When I was a boy the first organized basketball team on which you could play was not a team sponsored by a city parks and recreation league, or a team hosted by a for-profit entity, or a team hand-picked by men who wanted to sell players to powerful high school programs. No: it was our parish’s Catholic Youth Organization team, with its golden jerseys trimmed in liturgical green, and its cheerful gang of coaching dads, and its two practices a week, Wednesday nights in one old echoing dusty wooden gymnasium where the floors were so dusty that you could—no kidding—slide easily from the free throw line to the basket, leaving furrows of dust in your wake, and Saturday mornings in a newer gleaming shining burnished wooden gymnasium, where the floors were so meticulously clean and sticky with polish that you would occasionally topple over as your sneakers took root and sent tendrils deep into the strata of the wax.

You had to be in fifth grade before you could try out for the team, and the fifth-grade team had been coached since the Council of Trent by Mr.
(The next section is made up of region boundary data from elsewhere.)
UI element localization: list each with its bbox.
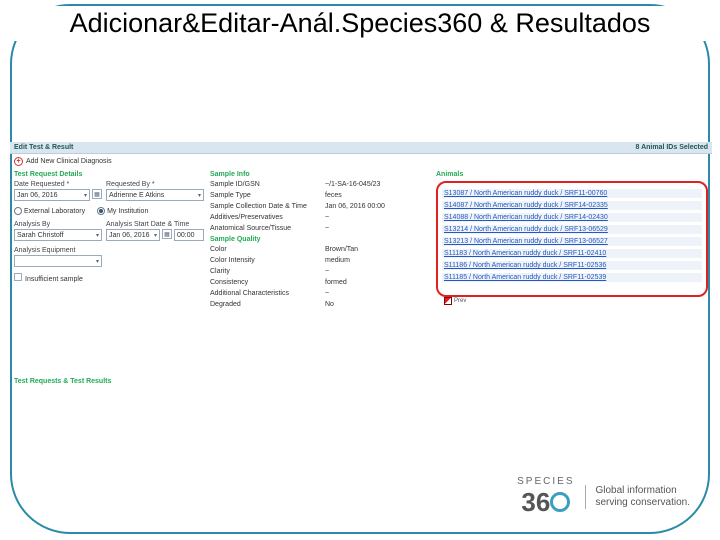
field-label: Color Intensity	[210, 257, 325, 264]
field-label: Consistency	[210, 279, 325, 286]
field-value: ~/1-SA-16-045/23	[325, 181, 380, 188]
field-label: Anatomical Source/Tissue	[210, 225, 325, 232]
slide-title: Adicionar&Editar-Anál.Species360 & Resul…	[0, 6, 720, 41]
field-label: Sample Type	[210, 192, 325, 199]
animals-column: Animals S13087 / North American ruddy du…	[436, 169, 708, 312]
field-value: Jan 06, 2016 00:00	[325, 203, 385, 210]
field-label: Color	[210, 246, 325, 253]
plus-icon: +	[14, 157, 23, 166]
sample-column: Sample Info Sample ID/GSN~/1-SA-16-045/2…	[210, 169, 430, 312]
radio-my-institution[interactable]: My Institution	[97, 207, 148, 215]
flag-icon	[444, 297, 452, 305]
panel-title-right: 8 Animal IDs Selected	[636, 144, 709, 151]
field-value: Brown/Tan	[325, 246, 358, 253]
field-row: Anatomical Source/Tissue~	[210, 225, 430, 232]
analysis-start-time-input[interactable]: 00:00	[174, 229, 204, 241]
field-value: ~	[325, 225, 329, 232]
requested-by-label: Requested By *	[106, 181, 204, 188]
analysis-start-label: Analysis Start Date & Time	[106, 221, 204, 228]
logo-circle-icon	[550, 492, 570, 512]
panel-title-left: Edit Test & Result	[14, 144, 73, 151]
insufficient-sample-checkbox[interactable]: Insufficient sample	[14, 273, 204, 283]
field-value: ~	[325, 290, 329, 297]
calendar-icon[interactable]: ▦	[92, 189, 102, 199]
field-row: ColorBrown/Tan	[210, 246, 430, 253]
logo-360: 36	[517, 487, 574, 518]
animal-link[interactable]: S14088 / North American ruddy duck / SRF…	[442, 213, 702, 222]
add-clinical-diagnosis-link[interactable]: + Add New Clinical Diagnosis	[10, 154, 712, 169]
animal-link[interactable]: S14087 / North American ruddy duck / SRF…	[442, 201, 702, 210]
field-value: ~	[325, 268, 329, 275]
section-sample-quality: Sample Quality	[210, 236, 430, 243]
field-label: Sample Collection Date & Time	[210, 203, 325, 210]
animals-highlight-box: S13087 / North American ruddy duck / SRF…	[436, 181, 708, 297]
field-value: feces	[325, 192, 342, 199]
section-animals: Animals	[436, 171, 708, 178]
panel-header: Edit Test & Result 8 Animal IDs Selected	[10, 142, 712, 154]
date-requested-label: Date Requested *	[14, 181, 102, 188]
field-value: formed	[325, 279, 347, 286]
section-sample-info: Sample Info	[210, 171, 430, 178]
analysis-by-select[interactable]: Sarah Christoff▾	[14, 229, 102, 241]
field-row: Sample ID/GSN~/1-SA-16-045/23	[210, 181, 430, 188]
animal-link[interactable]: S11186 / North American ruddy duck / SRF…	[442, 261, 702, 270]
animal-link[interactable]: S11185 / North American ruddy duck / SRF…	[442, 273, 702, 282]
field-label: Clarity	[210, 268, 325, 275]
analysis-equipment-select[interactable]: ▾	[14, 255, 102, 267]
logo-brand-text: SPECIES	[517, 476, 574, 487]
calendar-icon[interactable]: ▦	[162, 229, 172, 239]
animal-link[interactable]: S11183 / North American ruddy duck / SRF…	[442, 249, 702, 258]
section-test-request: Test Request Details	[14, 171, 204, 178]
field-label: Additional Characteristics	[210, 290, 325, 297]
analysis-equipment-label: Analysis Equipment	[14, 247, 102, 254]
field-label: Additives/Preservatives	[210, 214, 325, 221]
species360-logo: SPECIES 36 Global information serving co…	[517, 476, 690, 518]
section-test-results: Test Requests & Test Results	[14, 378, 111, 385]
field-row: Sample Typefeces	[210, 192, 430, 199]
logo-tagline-1: Global information	[596, 485, 691, 497]
logo-tagline-2: serving conservation.	[596, 497, 691, 509]
prev-link[interactable]: Prev	[440, 297, 708, 305]
field-row: Color Intensitymedium	[210, 257, 430, 264]
field-value: medium	[325, 257, 350, 264]
requested-by-select[interactable]: Adrienne E Atkins▾	[106, 189, 204, 201]
field-row: DegradedNo	[210, 301, 430, 308]
field-label: Sample ID/GSN	[210, 181, 325, 188]
radio-external-lab[interactable]: External Laboratory	[14, 207, 85, 215]
add-diag-label: Add New Clinical Diagnosis	[26, 158, 112, 165]
field-value: No	[325, 301, 334, 308]
animal-link[interactable]: S13087 / North American ruddy duck / SRF…	[442, 189, 702, 198]
field-row: Consistencyformed	[210, 279, 430, 286]
field-row: Additional Characteristics~	[210, 290, 430, 297]
date-requested-input[interactable]: Jan 06, 2016▾	[14, 189, 90, 201]
field-row: Sample Collection Date & TimeJan 06, 201…	[210, 203, 430, 210]
field-value: ~	[325, 214, 329, 221]
test-request-column: Test Request Details Date Requested * Ja…	[14, 169, 204, 312]
field-row: Clarity~	[210, 268, 430, 275]
animal-link[interactable]: S13213 / North American ruddy duck / SRF…	[442, 237, 702, 246]
animal-link[interactable]: S13214 / North American ruddy duck / SRF…	[442, 225, 702, 234]
field-row: Additives/Preservatives~	[210, 214, 430, 221]
analysis-start-date-input[interactable]: Jan 06, 2016▾	[106, 229, 160, 241]
app-panel: Edit Test & Result 8 Animal IDs Selected…	[10, 142, 712, 312]
field-label: Degraded	[210, 301, 325, 308]
analysis-by-label: Analysis By	[14, 221, 102, 228]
Torrens, whose idea of offense was the weave, by which the three shortest players among the five on the floor passed to each other for a long while to no effect, way out beyond the foul line, while the defense rested and read beach books, and the two remaining players on offense caught up on the later work of St. Thomas Aquinas. Our entire first few practices were spent on the weave, until we began to realize slowly that Mr. Torrens did not actually know any other plays, or care much about what we did on the floor, as long as we occasionally ran the weave smartly for him, which we did about once every five minutes, just to perk him up, and because he was the nicest man, always shouting encouragement, though he was not great at names, and called us all Bud.
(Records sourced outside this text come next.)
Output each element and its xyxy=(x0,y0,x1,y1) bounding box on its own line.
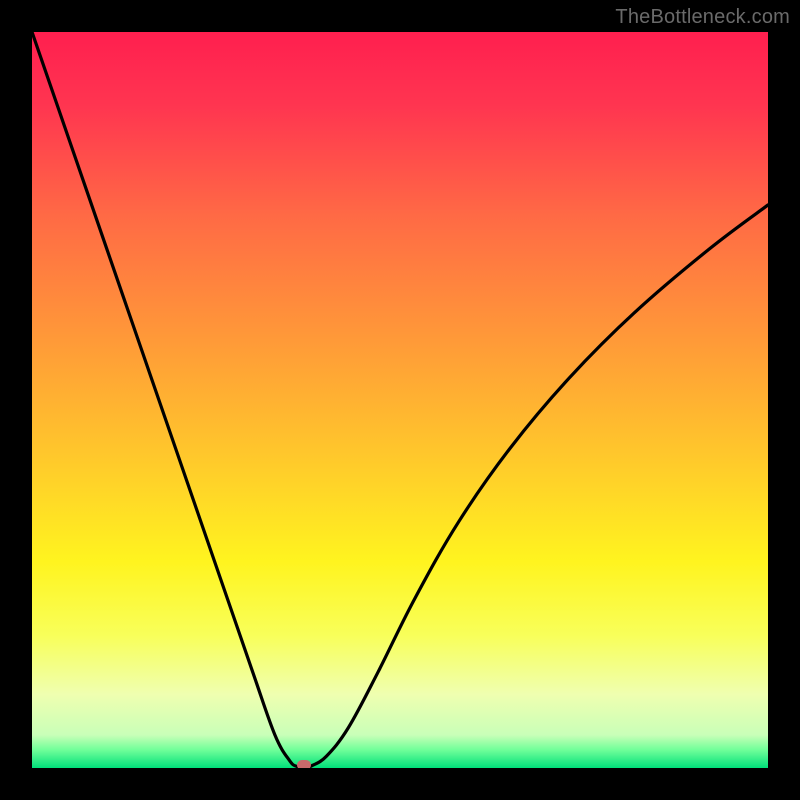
bottleneck-curve xyxy=(32,32,768,768)
plot-area xyxy=(32,32,768,768)
optimal-point-marker xyxy=(297,760,311,768)
chart-frame: TheBottleneck.com xyxy=(0,0,800,800)
watermark-text: TheBottleneck.com xyxy=(615,6,790,29)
He was the most courteous cheerful man, though, and he was so immediately and patently happy when we ran the weave that sometimes if we were up a few points we would just run the weave for a while on general principle; I don’t think the many thousands of fathers who have coached CYO teams in their parishes since the CYO was invented in 1930 have ever properly been thanked, and I am proud to note here that the members of the St. John Vianney fifth-grade basketball team did their part to thank our coach for his patient service, which was, of course, unremunerated, except in op­portunities to see the weave executed beautifully by kids who had practiced the utterly useless maneuver a thousand times, and knew it all too well.